Some might think the Kyoto Imperial Palace, even though it's been vacant since the Emperor moved from Kyoto to Tokyo about 150 years ago. The Kyoto prefectural and municipal government offices cannot be the center of gravity that replaces the Imperial palace.
Since the age of emperors in Kyoto, the actual center has been the "navel stone" housed at the hexagonal Rokkakudo temple.
Kyoto is a designed city, with the daidairi palace -- where emperors carried out their duties -- located north of Heiankyo, the predecessor city to Kyoto. Heiankyo was constructed to be the new capital city in 794 in an area that extended southward from the palace, with the Suzaku-oji street as the central axis.
The 84-meter-wide avenue played an important role as the site of state ceremonies, rather than an only street.
The Imperial residence -- called dairi -- was located in daidairi and was the political epicenter. The dairi was a sacred place that one could not enter without a special reason, and thus was not accessible to ordinary people. As such, Suzaku-oji was the public's viewing central ground for Imperial matters.
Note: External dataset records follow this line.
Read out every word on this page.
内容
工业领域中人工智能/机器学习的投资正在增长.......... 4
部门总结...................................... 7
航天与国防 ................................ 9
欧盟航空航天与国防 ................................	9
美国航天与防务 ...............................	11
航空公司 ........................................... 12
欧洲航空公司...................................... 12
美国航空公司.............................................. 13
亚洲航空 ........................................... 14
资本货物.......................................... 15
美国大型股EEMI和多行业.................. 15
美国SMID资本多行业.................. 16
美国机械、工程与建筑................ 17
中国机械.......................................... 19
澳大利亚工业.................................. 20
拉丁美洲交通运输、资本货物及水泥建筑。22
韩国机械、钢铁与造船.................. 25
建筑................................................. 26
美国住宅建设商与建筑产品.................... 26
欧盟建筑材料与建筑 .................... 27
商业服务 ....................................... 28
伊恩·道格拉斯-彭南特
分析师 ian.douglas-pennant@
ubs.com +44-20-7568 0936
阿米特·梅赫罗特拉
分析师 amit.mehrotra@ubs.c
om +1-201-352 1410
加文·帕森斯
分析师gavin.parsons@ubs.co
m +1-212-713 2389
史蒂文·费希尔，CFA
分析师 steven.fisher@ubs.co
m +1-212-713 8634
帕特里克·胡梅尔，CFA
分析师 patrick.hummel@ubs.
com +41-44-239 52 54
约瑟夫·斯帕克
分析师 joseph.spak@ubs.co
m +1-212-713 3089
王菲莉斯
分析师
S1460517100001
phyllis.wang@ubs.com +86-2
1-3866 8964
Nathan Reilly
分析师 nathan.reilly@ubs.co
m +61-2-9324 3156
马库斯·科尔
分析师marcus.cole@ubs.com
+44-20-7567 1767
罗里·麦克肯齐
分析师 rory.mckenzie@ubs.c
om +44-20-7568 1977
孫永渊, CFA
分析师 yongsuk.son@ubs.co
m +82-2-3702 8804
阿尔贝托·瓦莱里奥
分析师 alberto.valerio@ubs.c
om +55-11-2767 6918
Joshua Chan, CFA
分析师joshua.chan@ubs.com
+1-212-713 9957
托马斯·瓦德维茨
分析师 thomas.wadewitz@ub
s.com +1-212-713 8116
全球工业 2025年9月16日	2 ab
The western half of Heiankyo, however, waned in prosperity, which made Suzaku-oji an inactive void on the city's periphery. From around that time, the name Kyoto came to be used instead of Heiankyo.
The dairi experienced a series of fires and was never rebuilt, leading the emperor to move into a home owned by his wife's aristocratic family. Successive emperors would later move into a number of temporary residences before settling down in what is the now Kyoto Imperial Palace. At the time, however, emperors likely believed the palace to be just another temporary location.
Around the same time, political power gradually moved from the court to the samurai, and the Imperial palace was no longer the center of politics.
Meanwhile, the eastern half of Heiankyo expanded to the north and east, and the medieval era started.
The Chohoji temple was located in the center of Kyoto at the time. Also known as Rokkakudo (literally "hall of six angles") because of the main hall's hexagon shape, the temple is home to the "navel stone."
In Paris, a plaque marking "point zero" is located in the square in front of the entrance to the towering Notre Dame Cathedral. The cathedral is an appropriate symbol for the city's center and can be seen from a distance.
Rokkakudo is estimated to have been built in the late 10th century and is therefore older than Notre Dame, of which construction began in the late 11th century. Nevertheless, Rokkakudo is so small that it's consumed in a valley of taller buildings.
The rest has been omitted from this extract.